Muslim Woman Denied French Citizenship For Refusing to Shake Hands with Official

People wave the French and Algerian flags during a demonstration against a municipal order banning the 'conspicuous showing' of foreign flags issued by French right-wing UMP mayor of Nice Christian Estrosi (not pictured), following Algeria's fans celebrations during the 2014 FIFA World Cup, on July 05, 2014, in Nice, southeastern …

A French court has confirmed and upheld a previous court ruling which denied French citizenship to a Muslim Algerian woman after the woman refused to engage in a handshake with a senior official.

The origins of the case date back to 2010 when the Algerian woman married a French citizen in her home country of Algeria, and after four years made a request to authorities for French citizenship, La Croix reports.

The prefecture of Isere, where the woman lives, initially accepted her request to become a French citizen and in 2016 she was to attend a citizenship ceremony but during the ceremony, she refused to shake the hands of officials for “religious reasons.”

“After solemnly handing her the naturalization decree, the secretary-general of the prefecture and a local elected representative extended a hand to her as a sign of welcome. But the woman refused these handshakes by invoking her religious beliefs,” an official said.

As a result of the incident, the prefecture decided to revoke the offer of citizenship under the grounds that the woman was not sufficiently integrated into French culture.

The revocation was backed by Article 21-4 of the French Civil Code, which states: “By a decree in Conseil d’Etat, the Government may, on grounds of indignity or lack of assimilation other than linguistic (Act no 2003-1119 of 26 Nov. 2003), oppose the acquisition of French nationality by the foreign spouse within a period of one year after the date of the acknowledgement of receipt.”

The incident is not the first time a Muslim refusing to shake the hand of a member of the opposite sex has caused controversy.

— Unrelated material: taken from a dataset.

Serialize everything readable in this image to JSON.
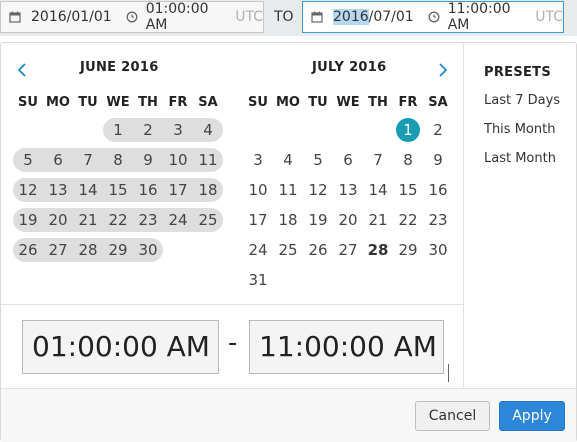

In the Swiss canton of Basel in 2016, several Muslim pupils refused to shake the hand of their teacher, prompting the school board to demand the students shake hands or face potential expulsion and their parents face a fine of up to €4,500.

In Sweden, a Muslim member of the Green Party was heavily criticised for not shaking the hand of a female television journalist and later quit as a result of the backlash.

Former politician Yasri Khan blamed Islamophobia and racism for the row, saying: “There is Islamophobia in Sweden. I am quite sure I would not have been treated like this if I’d been a white man. I wish that Sweden was more tolerant.”